Minha vida era um grande ranking de tudo.
Mas a pior competição é a que a gente trava com a gente mesmo. É essa que deixa a cabeça inquieta, o sono desregulado, o coração agoniado.
É essa que cobra mais do que qualquer chefe.
Aquela voz interna que vive dizendo que nunca é o suficiente. Que a gente devia estar melhor.
Por isso, até me tranquiliza ver que não sou o único. Tem gente que vive esse espírito de competição em níveis olímpicos.
As divas pop, por exemplo. É uma eterna gincana de hits, charts, vendas, streamings, arrecadação de turnê. Deve ser exaustivo viver nessa montanha-russa de validação.
A Madonna, minha ídola de fé e obras (sem idolatria cega, só admiração com embasamento), teve uma carta pessoal vazada há alguns anos. Um desabafo íntimo do início dos anos 90, desses que você manda pra um crush e depois se arrepende amargamente.
Ela escreveu: “Minha visão da vida é sombria, por isso não sou boa pra você, nem pra mais ninguém. Tenho que recuperar meu senso de poder e minha alegria de viver.”
É muita vulnerabilidade pra quem é símbolo de força, né?
A carta foi parar num leilão. Preço chegando a 5 mil dólares. Dizem que quem colocou à venda foi uma ex-amiga. Bonita a amizade, né?
Mas o que me tocou foi ver que até ela, uma mulher que o mundo inteiro vê como invencível, tem essas crises de comparação, insegurança, exaustão.
“Tudo o que faço é tão original e único e coloco tanto de mim, como no meu livro, no meu disco… e isso só me trouxe mágoa e dor”, continuou.
E, pra fechar com um chute na canela da autoestima, ela ainda menciona outras mulheres da indústria do entretenimento.
“É tão frustrante ler que Whitney Houston tem a carreira musical que eu gostaria de ter e Sharon Stone tem a carreira cinematográfica que nunca terei.”
Pausa dramática: quando a carta vazou, a Whitney já tinha morrido.
Mas se eu fosse a Sharon… eu ficaria lisonjeada. E ela ficou mesmo. Escreveu uma resposta linda, com aquele ar de quem sabe que é diva.

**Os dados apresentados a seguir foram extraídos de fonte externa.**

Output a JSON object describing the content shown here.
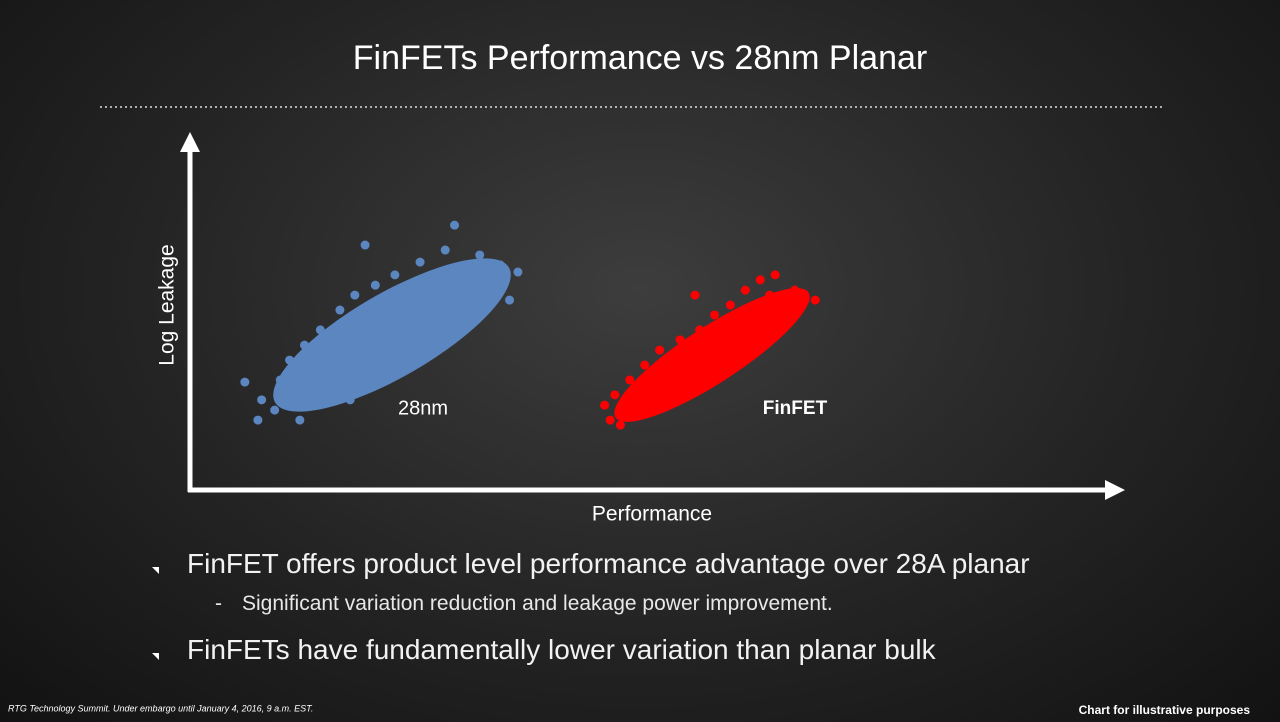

“Querida Madonna, saiba que sou sua amiga. Também já quis ser estrela do rock em momentos privados… Também já me senti medíocre. Te amo e te adoro. Não vou competir com você por causa das nossas dores. – Sharon.”
Ícone sensata. Ícone solidária. Ícone.
E, pelo que sei, as duas seguem amigas. Felizmente.
São irmãsh, são amigash, são mulheresh.
Que a Madonna tenha melhorado das inseguranças e da competitividade (duvido), porque sigo querendo me inspirar nela.